Wähler vertrauen Cameron mehr als seinem Herausforderer Ed Miliband, dessen Labour Party ihre Hochburg Schottland an die SNP zu verlieren droht. Den Tories ist zwar durch die Ukip eine unangenehme Konkurrenz erwachsen, dafür schrumpfen die Liberaldemokraten, die ebenfalls um bürgerliche Wähler buhlen.

Wenn Cameron Freitagfrüh vielleicht als knapper Erster, aber ohne Regierungsmehrheit dasteht, liegt das vor allem daran, dass den britischen Wählern nicht mehr die allgemeine Wirtschaftslage, sondern ihre eigene finanzielle Situation und Aussicht innerhalb der Gesellschaft am wichtigsten ist. Und diese empfinden viele als höchst unbefriedigend.

Durchschnittslöhne steigen nicht

Das ist die Folge der wachsenden Ungleichheit, die in Europa kein anderes Land so stark trifft wie Großbritannien.

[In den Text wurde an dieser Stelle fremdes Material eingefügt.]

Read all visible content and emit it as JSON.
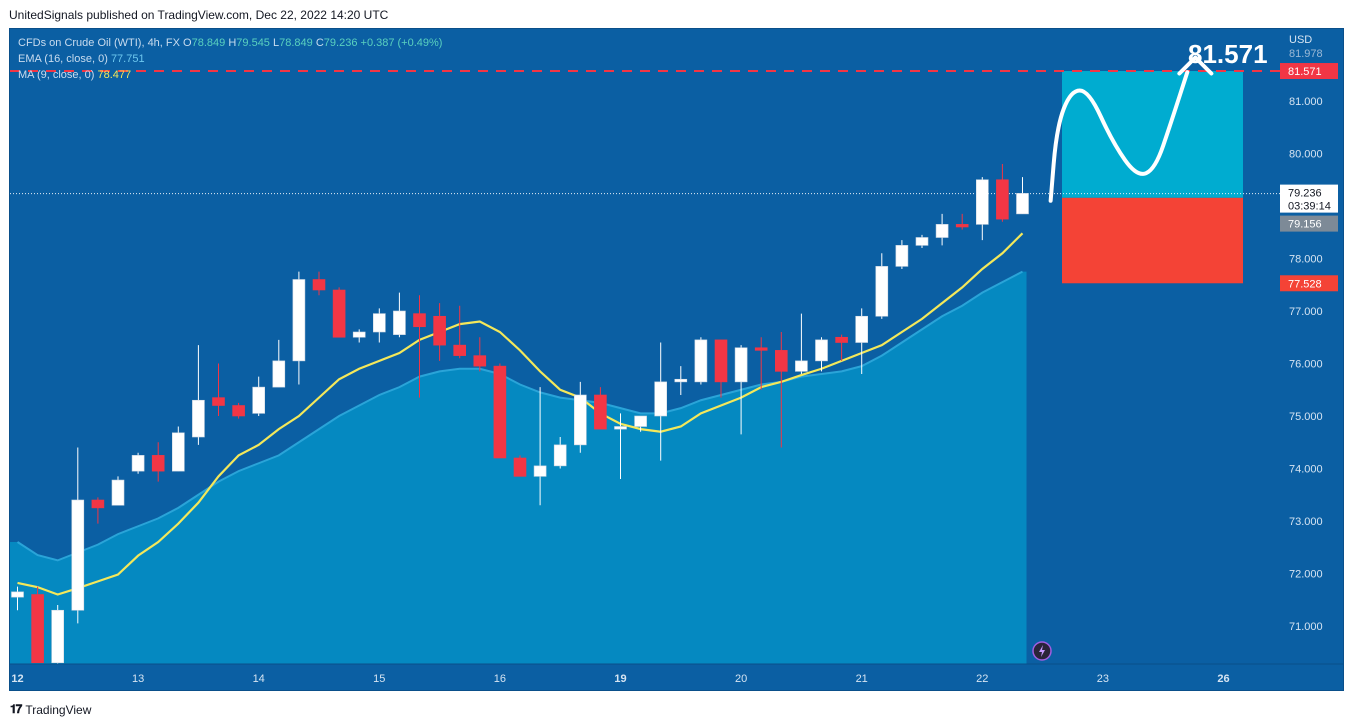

Die Durchschnittslöhne steigen nicht, und offenbar glauben die meisten Briten auch nicht, dass ihr Lebensstandard steigen wird.

Solidarisierten sie sich in der Thatcher- und Blair-Ära noch mit den Topverdienern, zu denen sie irgendwann aufzuschließen hofften, scheint jetzt die Solidarität mit den Verlierern auch in der Mittelschicht stärker zu wiegen. Davon profitieren Milibands Labour Party und die SNP.

Ukip-Wähler fühlen sich bedroht

Selbst der Erfolg der EU-feindlichen Ukip dürfte mit diesem Gefühl zusammenhängen. Vertreter der Wirtschaft lehnen einen EU-Austritt durch die Bank ab. Aber viele Mittelschichtsbürger sehen sich wirtschaftlich durch die Globalisierung und die Einwanderung bedroht und machen Brüssel für beides verantwortlich. Auch hier bestimmt das Gefühl, dass andere profitieren und man selbst zurückfällt.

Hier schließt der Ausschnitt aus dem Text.